When thinking you’ve done something “stupid” you don’t even want to hear about compassion. It’s challenging to talk yourself out of negativity, but no one else can do it for you. Each new experience helps you learn triggers and is a reminder that healing work is continual.

We can summarize grace by a quote from Brené Brown, a researcher in shame, vulnerability, courage, and empathy, that says,

Grace means that all of your mistakes now serve a purpose instead of serving shame.

Takeaway

We struggle with never feeling good enough when people tell us through their words, actions, or lack thereof that we aren’t enough for them- just the way we are.

These feelings of inadequacy are rooted in shame. If we don’t reject shame it will destroy our core being, robbing the world of our talents, values, and unique personality.

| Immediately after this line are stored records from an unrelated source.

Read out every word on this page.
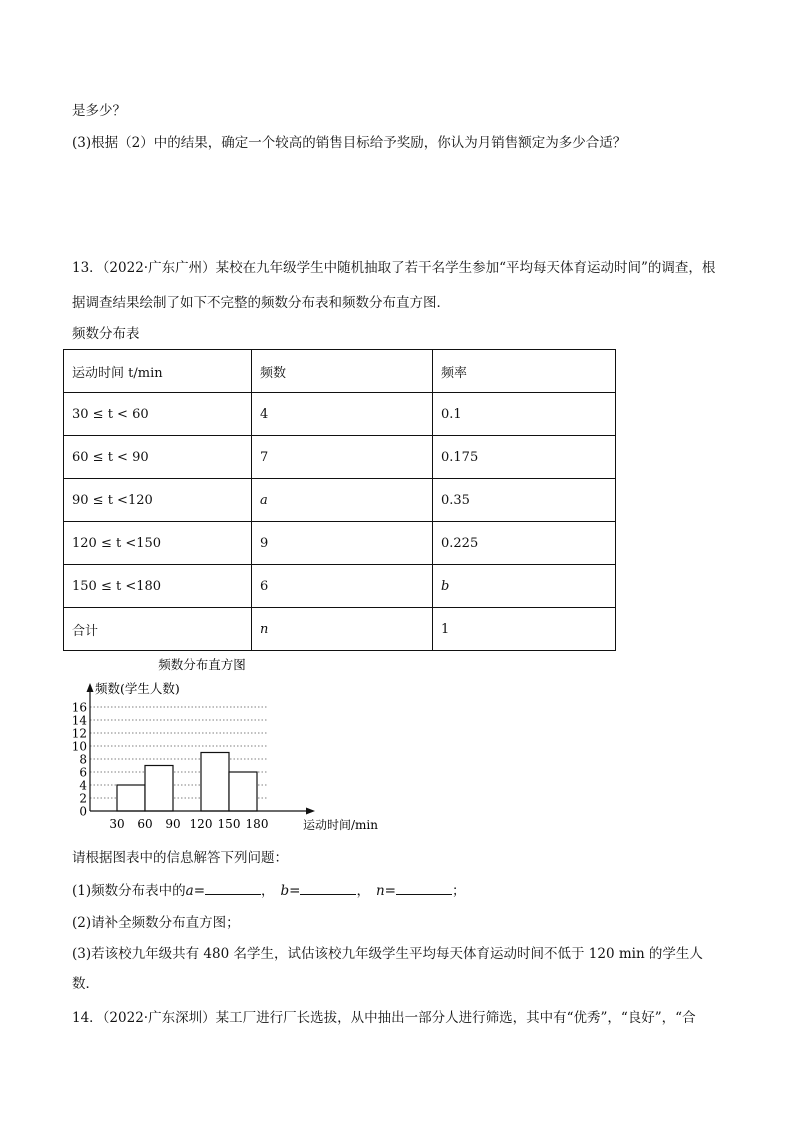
是多少？
(3)根据（2）中的结果，确定一个较高的销售目标给予奖励，你认为月销售额定为多少合适？
13．（2022·广东广州）某校在九年级学生中随机抽取了若干名学生参加“平均每天体育运动时间”的调查，根
据调查结果绘制了如下不完整的频数分布表和频数分布直方图．
频数分布表
运动时间 t/min	频数	频率
30 ≤ t < 60	4	0.1
60 ≤ t < 90	7	0.175
90 ≤ t <120	a	0.35
120 ≤ t <150	9	0.225
150 ≤ t <180	6	b
合计	n	1
频数分布直方图
频数(学生人数)
运动时间/min
0
2
4
6
8
10
12
14
16
30 60 90 120 150 180
请根据图表中的信息解答下列问题：
(1)频数分布表中的a=	， b=	， n=	；
(2)请补全频数分布直方图；
(3)若该校九年级共有 480 名学生，试估该校九年级学生平均每天体育运动时间不低于 120 min 的学生人
数．
14．（2022·广东深圳）某工厂进行厂长选拔，从中抽出一部分人进行筛选，其中有“优秀”，“良好”，“合
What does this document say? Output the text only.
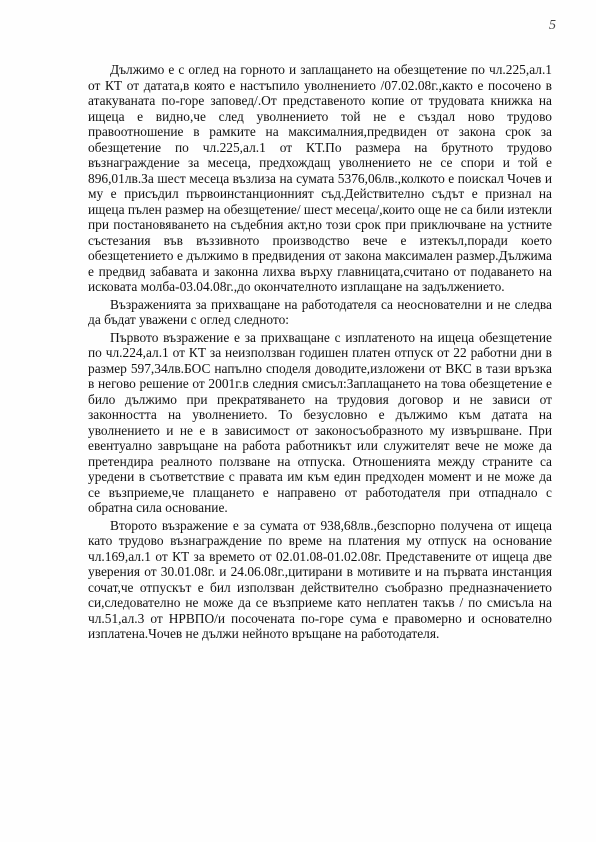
5

Дължимо е с оглед на горното и заплащането на обезщетение по чл.225,ал.1 от КТ от датата,в която е настъпило уволнението /07.02.08г.,както е посочено в атакуваната по-горе заповед/.От представеното копие от трудовата книжка на ищеца е видно,че след уволнението той не е създал ново трудово правоотношение в рамките на максималния,предвиден от закона срок за обезщетение по чл.225,ал.1 от КТ.По размера на брутното трудово възнаграждение за месеца, предхождащ уволнението не се спори и той е 896,01лв.За шест месеца възлиза на сумата 5376,06лв.,колкото е поискал Чочев и му е присъдил първоинстанционният съд.Действително съдът е признал на ищеца пълен размер на обезщетение/ шест месеца/,които още не са били изтекли при постановяването на съдебния акт,но този срок при приключване на устните състезания във въззивното производство вече е изтекъл,поради което обезщетението е дължимо в предвидения от закона максимален размер.Дължима е предвид забавата и законна лихва върху главницата,считано от подаването на исковата молба-03.04.08г.,до окончателното изплащане на задължението.

Възраженията за прихващане на работодателя са неоснователни и не следва да бъдат уважени с оглед следното:

Първото възражение е за прихващане с изплатеното на ищеца обезщетение по чл.224,ал.1 от КТ за неизползван годишен платен отпуск от 22 работни дни в размер 597,34лв.БОС напълно споделя доводите,изложени от ВКС в тази връзка в негово решение от 2001г.в следния смисъл:Заплащането на това обезщетение е било дължимо при прекратяването на трудовия договор и не зависи от законността на уволнението. То безусловно е дължимо към датата на уволнението и не е в зависимост от законосъобразното му извършване. При евентуално завръщане на работа работникът или служителят вече не може да претендира реалното ползване на отпуска. Отношенията между страните са уредени в съответствие с правата им към един предходен момент и не може да се възприеме,че плащането е направено от работодателя при отпаднало с обратна сила основание.

Второто възражение е за сумата от 938,68лв.,безспорно получена от ищеца като трудово възнаграждение по време на платения му отпуск на основание чл.169,ал.1 от КТ за времето от 02.01.08-01.02.08г. Представените от ищеца две уверения от 30.01.08г. и 24.06.08г.,цитирани в мотивите и на първата инстанция сочат,че отпускът е бил използван действително съобразно предназначението си,следователно не може да се възприеме като неплатен такъв / по смисъла на чл.51,ал.3 от НРВПО/и посочената по-горе сума е правомерно и основателно изплатена.Чочев не дължи нейното връщане на работодателя.
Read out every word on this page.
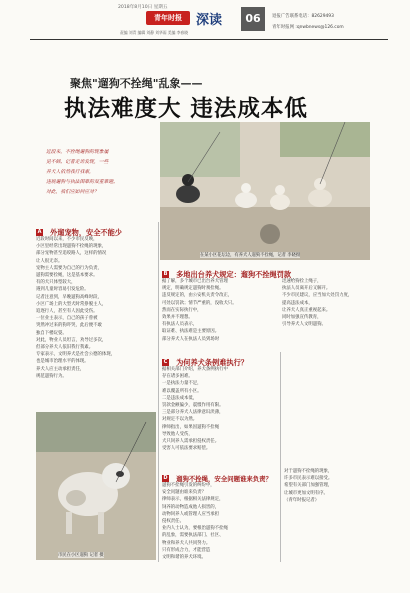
2018年8月10日 星期五
青年时报	深读	06
责编 刘青 编辑 刘静 刘华雨 美编 李春晓
退报广告联系电话：82629493
青年时报网 :qnwbnews@126.com
聚焦"遛狗不拴绳"乱象——
执法难度大 违法成本低
近段来，不拴绳遛狗的现象屡
见不鲜。记者走访发现，一些
养犬人依然我行我素，
违规遛狗与执法困难的双重难题。
对此，我们应如何应对？
在某小区花坛边，有养犬人遛狗不拴绳，记者 李晓摄
A 外遛宠物，安全不能少
近段时间以来，不少市民反映，
小区里经常出现遛狗不拴绳的现象，
部分宠物甚至追咬路人，这样的情况
让人很无奈。
宠物主人需要为自己的行为负责，
遛狗需要拴绳，这是基本要求。
有的犬只体型较大，
遇到儿童时容易引发危险。
记者注意到，早晚遛狗高峰时段，
小区广场上的大型犬时常挣脱主人，
追逐行人，甚至有人因此受伤。
一位业主表示，自己的孩子曾被
突然冲过来的狗吓哭，此后便不敢
独自下楼玩耍。
对此，物业人员坦言，劝导过多次，
但部分养犬人依旧我行我素。
专家表示，文明养犬是社会公德的体现，
也是城市治理水平的体现。
养犬人应主动承担责任，
规范遛狗行为。
市民在小区遛狗 记者 摄
B 多地出台养犬规定：遛狗不拴绳罚款
据了解，多个城市已出台养犬管理
规定，明确规定遛狗时须拴绳。
违反规定的，由公安机关责令改正，
可处以罚款；情节严重的，没收犬只。
然而在实际执行中，
效果并不理想。
有执法人员表示，
取证难、执法难是主要原因。
部分养犬人在执法人员到场时
迅速给狗拴上绳子，
执法人员离开后又解开。
不少市民建议，应当加大处罚力度，
提高违法成本，
让养犬人真正重视起来。
同时加强宣传教育，
引导养犬人文明遛狗。
C 为何养犬条例难执行？
据相关部门介绍，养犬条例执行中
存在诸多困难。
一是执法力量不足，
难以覆盖所有小区。
二是违法成本低，
罚款金额偏少，震慑作用有限。
三是部分养犬人法律意识淡薄，
对规定不以为然。
律师指出，如果因遛狗不拴绳
导致他人受伤，
犬只饲养人需承担侵权责任。
受害人可依法要求赔偿。
D 遛狗不拴绳，安全问题谁来负责？
遛狗不拴绳引发的纠纷中，
安全问题由谁来负责？
律师表示，根据相关法律规定，
饲养的动物造成他人损害的，
动物饲养人或管理人应当承担
侵权责任。
业内人士认为，要根治遛狗不拴绳
的乱象，需要执法部门、社区、
物业和养犬人共同努力。
只有形成合力，才能营造
文明和谐的养犬环境。
对于遛狗不拴绳的现象，
许多市民表示难以接受。
希望有关部门加强管理，
让城市更加文明有序。
（青年时报记者）
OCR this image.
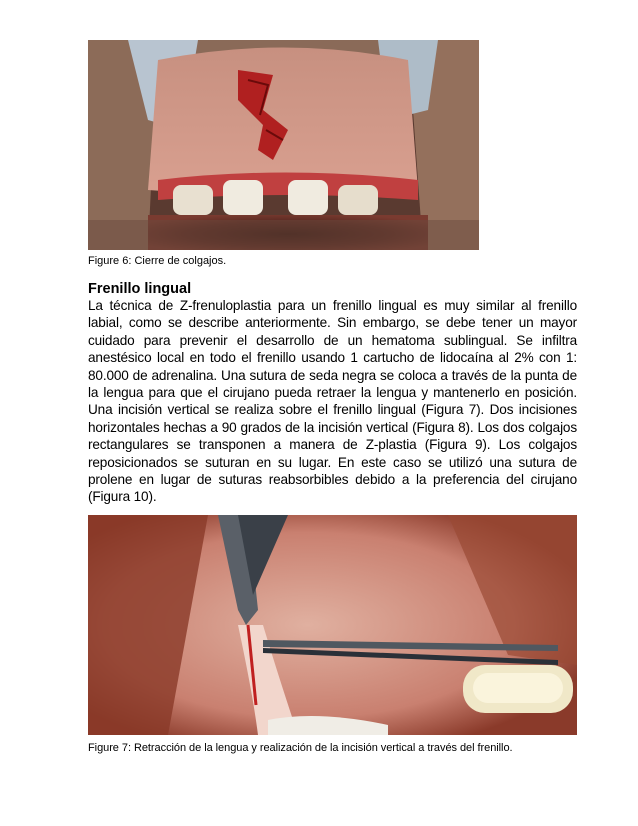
Figure 6: Cierre de colgajos.
Frenillo lingual
La técnica de Z-frenuloplastia para un frenillo lingual es muy similar al frenillo labial, como se describe anteriormente. Sin embargo, se debe tener un mayor cuidado para prevenir el desarrollo de un hematoma sublingual. Se infiltra anestésico local en todo el frenillo usando 1 cartucho de lidocaína al 2% con 1: 80.000 de adrenalina. Una sutura de seda negra se coloca a través de la punta de la lengua para que el cirujano pueda retraer la lengua y mantenerlo en posición. Una incisión vertical se realiza sobre el frenillo lingual (Figura 7). Dos incisiones horizontales hechas a 90 grados de la incisión vertical (Figura 8). Los dos colgajos rectangulares se transponen a manera de Z-plastia (Figura 9). Los colgajos reposicionados se suturan en su lugar. En este caso se utilizó una sutura de prolene en lugar de suturas reabsorbibles debido a la preferencia del cirujano (Figura 10).
Figure 7: Retracción de la lengua y realización de la incisión vertical a través del frenillo.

We can take our power back by rejecting shame through…

-relentlessly choosing ourselves,

-having grace, empathy, and self-compassion by believing more of the good stories about ourselves. We also do this through the words we tell ourselves like, I’m still learning.

Lastly, I want us to remember that shame is all around us, it can be overwhelming, daunting, and discouraging, but the most powerful thing we can do is to decide, decide that we are moving forward no matter how slow or how long we take, continue to reject shame.